Herein, we presented waxberry-like core-satellite (C-S) nanoparticles (NPs) prepared by an in situ growth of satellite gold NPs on spherical phospholipid bilayer-coated gold cores. The fluidic lipid bilayer cross-linker was reported for the first time, which imparted several novel morphological and optical properties to the C-S NPs. First, it regulated the anisotropic growth of the satellite NPs into vertically oriented nanorods on the core NP surface. Thus, an interesting waxberry-like nanostructure could be obtained, which was different from the conventional raspberry-like C-S structures decorated with spherical satellite NPs.
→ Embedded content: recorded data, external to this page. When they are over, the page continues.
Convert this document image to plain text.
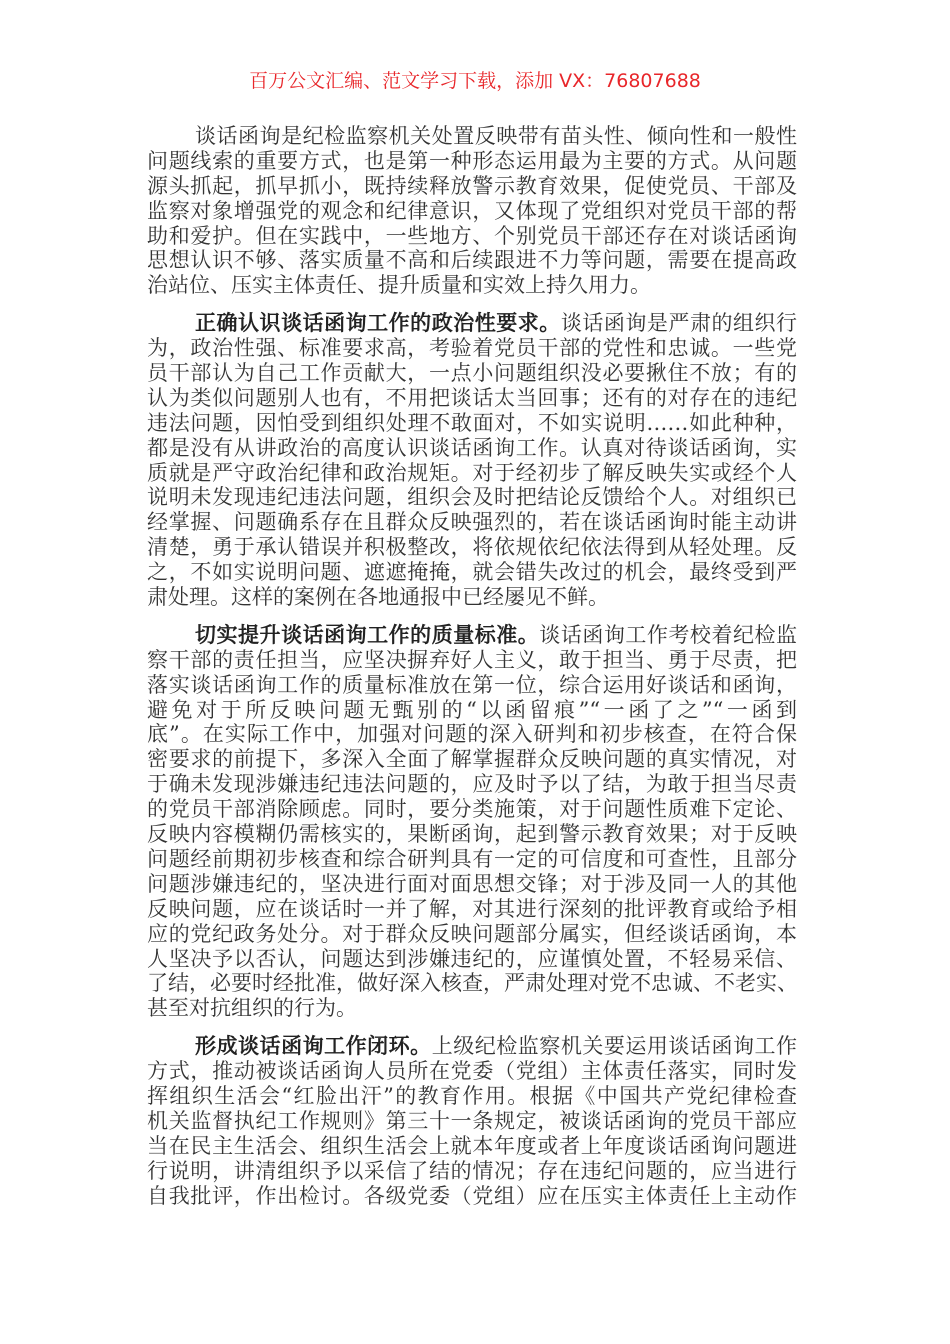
百万公文汇编、范文学习下载，添加 VX：76807688
谈话函询是纪检监察机关处置反映带有苗头性、倾向性和一般性
问题线索的重要方式，也是第一种形态运用最为主要的方式。从问题
源头抓起，抓早抓小，既持续释放警示教育效果，促使党员、干部及
监察对象增强党的观念和纪律意识，又体现了党组织对党员干部的帮
助和爱护。但在实践中，一些地方、个别党员干部还存在对谈话函询
思想认识不够、落实质量不高和后续跟进不力等问题，需要在提高政
治站位、压实主体责任、提升质量和实效上持久用力。
正确认识谈话函询工作的政治性要求。谈话函询是严肃的组织行
为，政治性强、标准要求高，考验着党员干部的党性和忠诚。一些党
员干部认为自己工作贡献大，一点小问题组织没必要揪住不放；有的
认为类似问题别人也有，不用把谈话太当回事；还有的对存在的违纪
违法问题，因怕受到组织处理不敢面对，不如实说明……如此种种，
都是没有从讲政治的高度认识谈话函询工作。认真对待谈话函询，实
质就是严守政治纪律和政治规矩。对于经初步了解反映失实或经个人
说明未发现违纪违法问题，组织会及时把结论反馈给个人。对组织已
经掌握、问题确系存在且群众反映强烈的，若在谈话函询时能主动讲
清楚，勇于承认错误并积极整改，将依规依纪依法得到从轻处理。反
之，不如实说明问题、遮遮掩掩，就会错失改过的机会，最终受到严
肃处理。这样的案例在各地通报中已经屡见不鲜。
切实提升谈话函询工作的质量标准。谈话函询工作考校着纪检监
察干部的责任担当，应坚决摒弃好人主义，敢于担当、勇于尽责，把
落实谈话函询工作的质量标准放在第一位，综合运用好谈话和函询，
避免对于所反映问题无甄别的“以函留痕”“一函了之”“一函到
底”。在实际工作中，加强对问题的深入研判和初步核查，在符合保
密要求的前提下，多深入全面了解掌握群众反映问题的真实情况，对
于确未发现涉嫌违纪违法问题的，应及时予以了结，为敢于担当尽责
的党员干部消除顾虑。同时，要分类施策，对于问题性质难下定论、
反映内容模糊仍需核实的，果断函询，起到警示教育效果；对于反映
问题经前期初步核查和综合研判具有一定的可信度和可查性，且部分
问题涉嫌违纪的，坚决进行面对面思想交锋；对于涉及同一人的其他
反映问题，应在谈话时一并了解，对其进行深刻的批评教育或给予相
应的党纪政务处分。对于群众反映问题部分属实，但经谈话函询，本
人坚决予以否认，问题达到涉嫌违纪的，应谨慎处置，不轻易采信、
了结，必要时经批准，做好深入核查，严肃处理对党不忠诚、不老实、
甚至对抗组织的行为。
形成谈话函询工作闭环。上级纪检监察机关要运用谈话函询工作
方式，推动被谈话函询人员所在党委（党组）主体责任落实，同时发
挥组织生活会“红脸出汗”的教育作用。根据《中国共产党纪律检查
机关监督执纪工作规则》第三十一条规定，被谈话函询的党员干部应
当在民主生活会、组织生活会上就本年度或者上年度谈话函询问题进
行说明，讲清组织予以采信了结的情况；存在违纪问题的，应当进行
自我批评，作出检讨。各级党委（党组）应在压实主体责任上主动作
Second, the satellite NPs were "soft-landed" on the lipid bilayer and could move on the core NP surface under certain conditions. The movement induced tunable plasmonic features in the C-S NPs. Furthermore, the fluidic lipid bilayer was capable of not only holding an abundance of reporter molecules but also delivering them to the hotspots at the junctions between the core and satellite NPs, which made the C-S NPs an excellent candidate for preparing ultrasensitive surface-enhanced Raman scattering (SERS) tags. The bioimaging capabilities of the C-S NP-based SERS tags were successfully demonstrated in living cells and mice. The developed SERS tags hold great potential for bioanalysis and medical diagnostics.